Actis, GIC in $154m Indian energy deal

The emerging markets-focused firm has teamed up with Singapore’s sovereign wealth fund to invest $77m each in India's GVK Energy.

Actis has teamed up with the Government of Singapore Investment Corporation (GIC) to invest $77 million each in Indian power developer GVK Energy.

GVK, a wholly owned subsidiary of GVK Power and Infrastructure Limited, developed India’s first independent power project and will use the funding to further construct and operate power plants in India. UK-headquartered emerging markets investor Actis made the investment from its global infrastructure fund, Actis Infrastructure II, which closed in September 2009 on $750 million. The investment in GVK follows Actis’ debut deal in India’s infrastructure sector in April when the firm invested $77.5 million for a 35 percent stake in TRIL Roads, a holding company and fully owned subsidiary of Tata Realty and Infrastructure.
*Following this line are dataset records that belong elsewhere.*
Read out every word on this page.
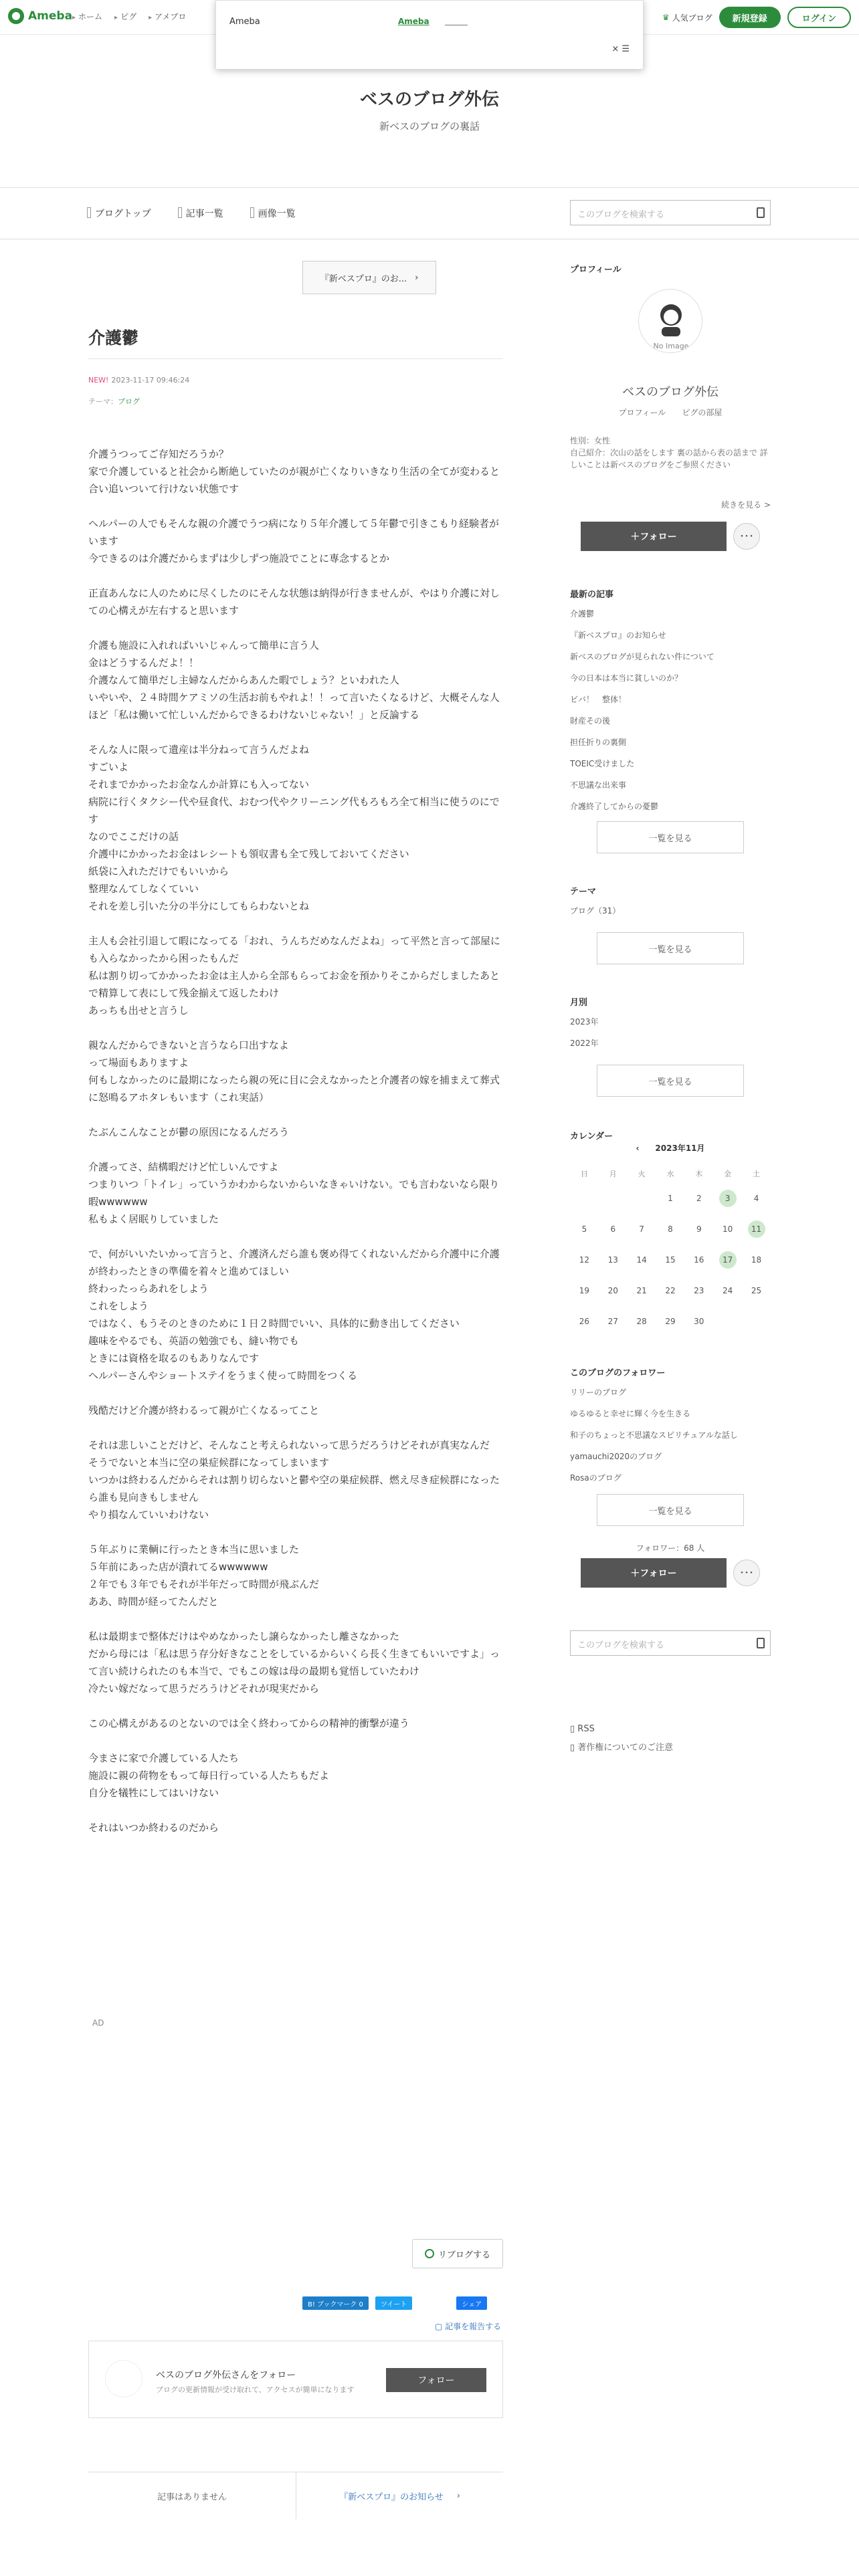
Ameba ▸ ホーム	▸ ピグ	▸ アメブロ	♛ 人気ブログ	新規登録	ログイン
Ameba	Ameba
× ☰
ベスのブログ外伝
新ベスのブログの裏話
ブログトップ	記事一覧	画像一覧	このブログを検索する
『新ベスプロ』のお... ›
介護鬱
NEW! 2023-11-17 09:46:24
テーマ：ブログ

介護うつってご存知だろうか？
家で介護していると社会から断絶していたのが親が亡くなりいきなり生活の全てが変わると合い追いついて行けない状態です

ヘルパーの人でもそんな親の介護でうつ病になり５年介護して５年鬱で引きこもり経験者がいます
今できるのは介護だからまずは少しずつ施設でことに専念するとか

正直あんなに人のために尽くしたのにそんな状態は納得が行きませんが、やはり介護に対しての心構えが左右すると思います

介護も施設に入れればいいじゃんって簡単に言う人
金はどうするんだよ！！
介護なんて簡単だし主婦なんだからあんた暇でしょう？といわれた人
いやいや、２４時間ケアミソの生活お前もやれよ！！って言いたくなるけど、大概そんな人ほど「私は働いて忙しいんだからできるわけないじゃない！」と反論する

そんな人に限って遺産は半分ねって言うんだよね
すごいよ
それまでかかったお金なんか計算にも入ってない
病院に行くタクシー代や昼食代、おむつ代やクリーニング代もろもろ全て相当に使うのにです
なのでここだけの話
介護中にかかったお金はレシートも領収書も全て残しておいてください
紙袋に入れただけでもいいから
整理なんてしなくていい
それを差し引いた分の半分にしてもらわないとね

主人も会社引退して暇になってる「おれ、うんちだめなんだよね」って平然と言って部屋にも入らなかったから困ったもんだ
私は割り切ってかかったお金は主人から全部もらってお金を預かりそこからだしましたあとで精算して表にして残金揃えて返したわけ
あっちも出せと言うし

親なんだからできないと言うなら口出すなよ
って場面もありますよ
何もしなかったのに最期になったら親の死に目に会えなかったと介護者の嫁を捕まえて葬式に怒鳴るアホタレもいます（これ実話）

たぶんこんなことが鬱の原因になるんだろう

介護ってさ、結構暇だけど忙しいんですよ
つまりいつ「トイレ」っていうかわからないからいなきゃいけない。でも言わないなら限り暇wwwwww
私もよく居眠りしていました

で、何がいいたいかって言うと、介護済んだら誰も褒め得てくれないんだから介護中に介護が終わったときの準備を着々と進めてほしい
終わったっらあれをしよう
これをしよう
ではなく、もうそのときのために１日２時間でいい、具体的に動き出してください
趣味をやるでも、英語の勉強でも、縫い物でも
ときには資格を取るのもありなんです
ヘルパーさんやショートステイをうまく使って時間をつくる

残酷だけど介護が終わるって親が亡くなるってこと

それは悲しいことだけど、そんなこと考えられないって思うだろうけどそれが真実なんだ
そうでないと本当に空の巣症候群になってしまいます
いつかは終わるんだからそれは割り切らないと鬱や空の巣症候群、燃え尽き症候群になったら誰も見向きもしません
やり損なんていいわけない

５年ぶりに業輌に行ったとき本当に思いました
５年前にあった店が潰れてるwwwwww
２年でも３年でもそれが半年だって時間が飛ぶんだ
ああ、時間が経ってたんだと

私は最期まで整体だけはやめなかったし譲らなかったし離さなかった
だから母には「私は思う存分好きなことをしているからいくら長く生きてもいいですよ」って言い続けられたのも本当で、でもこの嫁は母の最期も覚悟していたわけ
冷たい嫁だなって思うだろうけどそれが現実だから

この心構えがあるのとないのでは全く終わってからの精神的衝撃が違う

今まさに家で介護している人たち
施設に親の荷物をもって毎日行っている人たちもだよ
自分を犠牲にしてはいけない

それはいつか終わるのだから

AD
リブログする
B! ブックマーク 0	ツイート	シェア
▢ 記事を報告する
ベスのブログ外伝さんをフォロー
ブログの更新情報が受け取れて、アクセスが簡単になります
フォロー
記事はありません	『新ベスプロ』のお知らせ ›
プロフィール
No Image
ベスのブログ外伝
プロフィール　　ピグの部屋
性別：女性
自己紹介：次山の話をします 裏の話から表の話まで 詳しいことは新ベスのブログをご参照ください
続きを見る >
＋フォロー	･･･
最新の記事
介護鬱
『新ベスプロ』のお知らせ
新ベスのブログが見られない件について
今の日本は本当に貧しいのか？
ビバ！　整体！
財産その後
担任折りの裏側
TOEIC受けました
不思議な出来事
介護終了してからの憂鬱
一覧を見る
テーマ
ブログ（31）
一覧を見る
月別
2023年
2022年
一覧を見る
カレンダー
‹ 2023年11月
日	月	火	水	木	金	土
			1	2	3	4
5	6	7	8	9	10	11
12	13	14	15	16	17	18
19	20	21	22	23	24	25
26	27	28	29	30		
このブログのフォロワー
リリーのブログ
ゆるゆると幸せに輝く今を生きる
和子のちょっと不思議なスピリチュアルな話し
yamauchi2020のブログ
Rosaのブログ
一覧を見る
フォロワー：68 人
＋フォロー	･･･
このブログを検索する
▯ RSS
▯ 著作権についてのご注意
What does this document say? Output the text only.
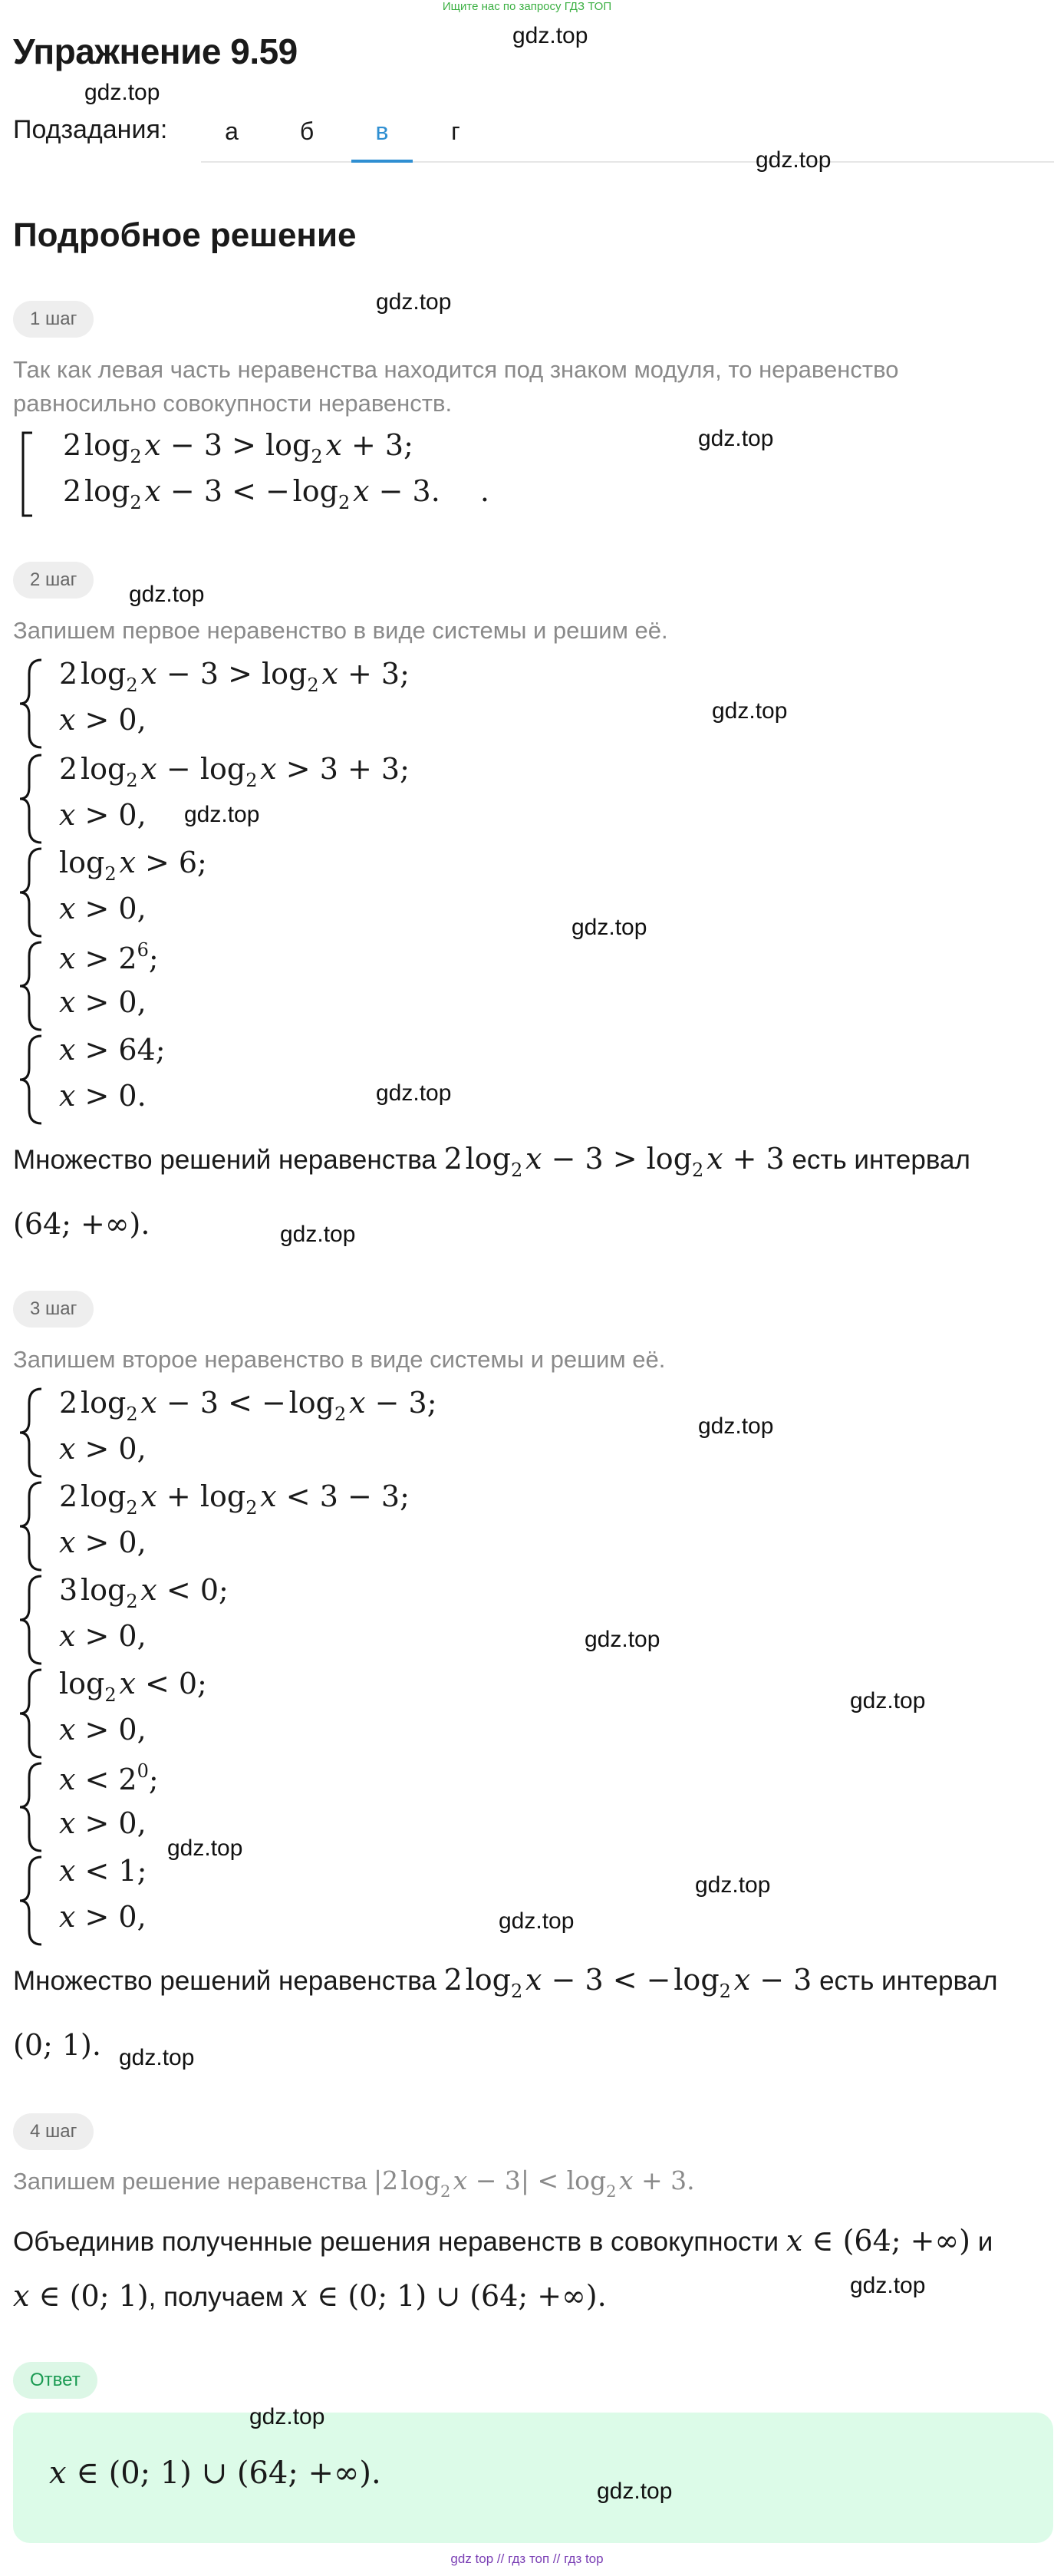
Ищите нас по запросу ГДЗ ТОП
Упражнение 9.59
gdz.top
gdz.top
Подзадания:	а	б	в	г
gdz.top
Подробное решение
1 шаг
gdz.top
Так как левая часть неравенства находится под знаком модуля, то неравенство равносильно совокупности неравенств.
2 $\log_2$ $x - 3 > \log_2$ x + 3;
2 $\log_2$ x − 3 < − $\log_2$ x − 3. .
gdz.top
2 шаг
gdz.top
Запишем первое неравенство в виде системы и решим её.
2 $\log_2$ $x - 3 > \log_2$ x + 3;
x > 0,	gdz.top
2 $\log_2$ $x - \log_2$ x > 3 + 3;
x > 0, gdz.top
$\log_2$ x > 6;
x > 0,
gdz.top
$x > 2^6$;
x > 0,
x > 64;
x > 0.	gdz.top
Множество решений неравенства 2 $\log_2$ $x - 3 > \log_2$ x + 3 есть интервал
(64; +∞).	gdz.top
3 шаг
Запишем второе неравенство в виде системы и решим её.
2 $\log_2$ x − 3 < − $\log_2$ x − 3;
x > 0,
gdz.top
2 $\log_2$ $x + \log_2$ x < 3 − 3;
x > 0,
3 $\log_2$ x < 0;
x > 0,	gdz.top
$\log_2$ x < 0;
x > 0,
gdz.top
$x < 2^0$;
x > 0,
gdz.top
x < 1;
x > 0,
gdz.top
gdz.top
Множество решений неравенства 2 $\log_2$ x − 3 < − $\log_2$ x − 3 есть интервал
(0; 1). gdz.top
4 шаг
Запишем решение неравенства |2 $\log_2$ $x - 3| < \log_2$ x + 3.
Объединив полученные решения неравенств в совокупности x ∈ (64; +∞) и
x ∈ (0; 1), получаем x ∈ (0; 1) ∪ (64; +∞).	gdz.top
Ответ
gdz.top
x ∈ (0; 1) ∪ (64; +∞).
gdz.top
gdz top // гдз топ // гдз top
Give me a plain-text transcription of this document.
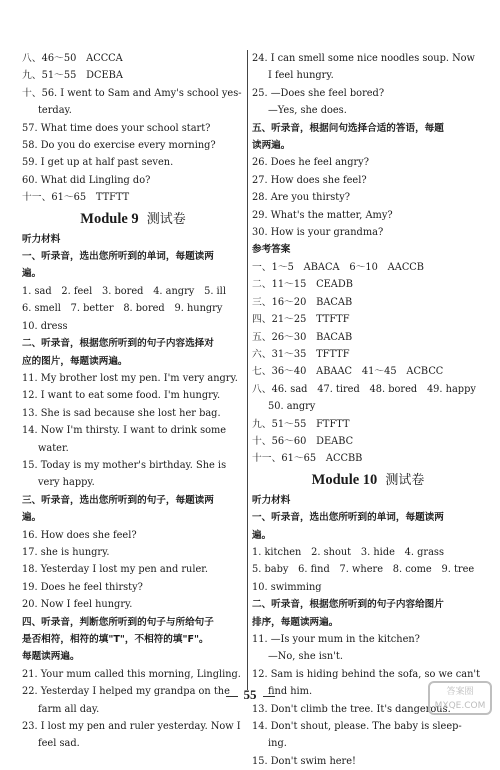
八、46～50　ACCCA
九、51～55　DCEBA
十、56. I went to Sam and Amy's school yes-
terday.
57. What time does your school start?
58. Do you do exercise every morning?
59. I get up at half past seven.
60. What did Lingling do?
十一、61～65　TTFTT
Module 9 测试卷
听力材料
一、听录音，选出您所听到的单词，每题读两
遍。
1. sad　2. feel　3. bored　4. angry　5. ill
6. smell　7. better　8. bored　9. hungry
10. dress
二、听录音，根据您所听到的句子内容选择对
应的图片，每题读两遍。
11. My brother lost my pen. I'm very angry.
12. I want to eat some food. I'm hungry.
13. She is sad because she lost her bag.
14. Now I'm thirsty. I want to drink some
water.
15. Today is my mother's birthday. She is
very happy.
三、听录音，选出您所听到的句子，每题读两
遍。
16. How does she feel?
17. she is hungry.
18. Yesterday I lost my pen and ruler.
19. Does he feel thirsty?
20. Now I feel hungry.
四、听录音，判断您所听到的句子与所给句子
是否相符，相符的填"T"，不相符的填"F"。
每题读两遍。
21. Your mum called this morning, Lingling.
22. Yesterday I helped my grandpa on the
farm all day.
23. I lost my pen and ruler yesterday. Now I
feel sad.
24. I can smell some nice noodles soup. Now
I feel hungry.
25. —Does she feel bored?
—Yes, she does.
五、听录音，根据问句选择合适的答语，每题
读两遍。
26. Does he feel angry?
27. How does she feel?
28. Are you thirsty?
29. What's the matter, Amy?
30. How is your grandma?
参考答案
一、1～5　ABACA　6～10　AACCB
二、11～15　CEADB
三、16～20　BACAB
四、21～25　TTFTF
五、26～30　BACAB
六、31～35　TFTTF
七、36～40　ABAAC　41～45　ACBCC
八、46. sad　47. tired　48. bored　49. happy
50. angry
九、51～55　FTFTT
十、56～60　DEABC
十一、61～65　ACCBB
Module 10 测试卷
听力材料
一、听录音，选出您所听到的单词，每题读两
遍。
1. kitchen　2. shout　3. hide　4. grass
5. baby　6. find　7. where　8. come　9. tree
10. swimming
二、听录音，根据您所听到的句子内容给图片
排序，每题读两遍。
11. —Is your mum in the kitchen?
—No, she isn't.
12. Sam is hiding behind the sofa, so we can't
find him.
13. Don't climb the tree. It's dangerous.
14. Don't shout, please. The baby is sleep-
ing.
15. Don't swim here!
55	答案圈 MXQE.COM
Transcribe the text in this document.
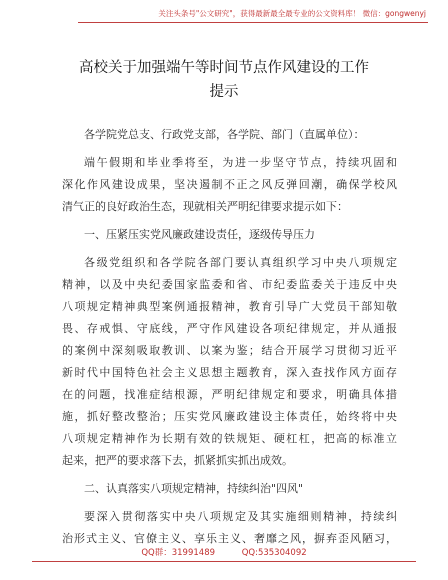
关注头条号"公文研究"，获得最新最全最专业的公文资料库！ 微信：gongwenyj
高校关于加强端午等时间节点作风建设的工作
提示

各学院党总支、行政党支部，各学院、部门（直属单位）：

端午假期和毕业季将至，为进一步坚守节点，持续巩固和
深化作风建设成果，坚决遏制不正之风反弹回潮，确保学校风
清气正的良好政治生态，现就相关严明纪律要求提示如下：

一、压紧压实党风廉政建设责任，逐级传导压力

各级党组织和各学院各部门要认真组织学习中央八项规定
精神，以及中央纪委国家监委和省、市纪委监委关于违反中央
八项规定精神典型案例通报精神，教育引导广大党员干部知敬
畏、存戒惧、守底线，严守作风建设各项纪律规定，并从通报
的案例中深刻吸取教训、以案为鉴；结合开展学习贯彻习近平
新时代中国特色社会主义思想主题教育，深入查找作风方面存
在的问题，找准症结根源，严明纪律规定和要求，明确具体措
施，抓好整改整治；压实党风廉政建设主体责任，始终将中央
八项规定精神作为长期有效的铁规矩、硬杠杠，把高的标准立
起来，把严的要求落下去，抓紧抓实抓出成效。

二、认真落实八项规定精神，持续纠治"四风"

要深入贯彻落实中央八项规定及其实施细则精神，持续纠
治形式主义、官僚主义、享乐主义、奢靡之风，摒弃歪风陋习，
QQ群：31991489	QQ:535304092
Earlier this week, Actis agreed to sell its 63 percent stake in Paras Pharmaceuticals to UK-listed Reckitt Benckiser Group for approximately $724 million. Actis invests in infrastructure businesses in Africa, Latin America and South East Asia with a focus on power and transport. The firm currently has $4.7 billion of funds under management.

Last week, GIC teamed up with global private equity heavyweights Kohlberg Kravis Roberts and TPG Capital to purchase Morgan Stanley's 34.3 percent stake in China International Capital Corporation (CICC).
Financial terms were not disclosed, but media reports suggested the transaction would be valued at $1 billion.

Government of Singapore Investment Corporation's alternative assets exposure dropped to 25 percent for the year to March 31, 2010 from 30 percent a year earlier, according to its latest annual report. While GIC said in its report it “continued to invest steadily and divest selectively” in alternative assets, valuations in its real estate and private equity portfolios lagging public equity valuations were responsible for its exposure to the asset group falling over the year.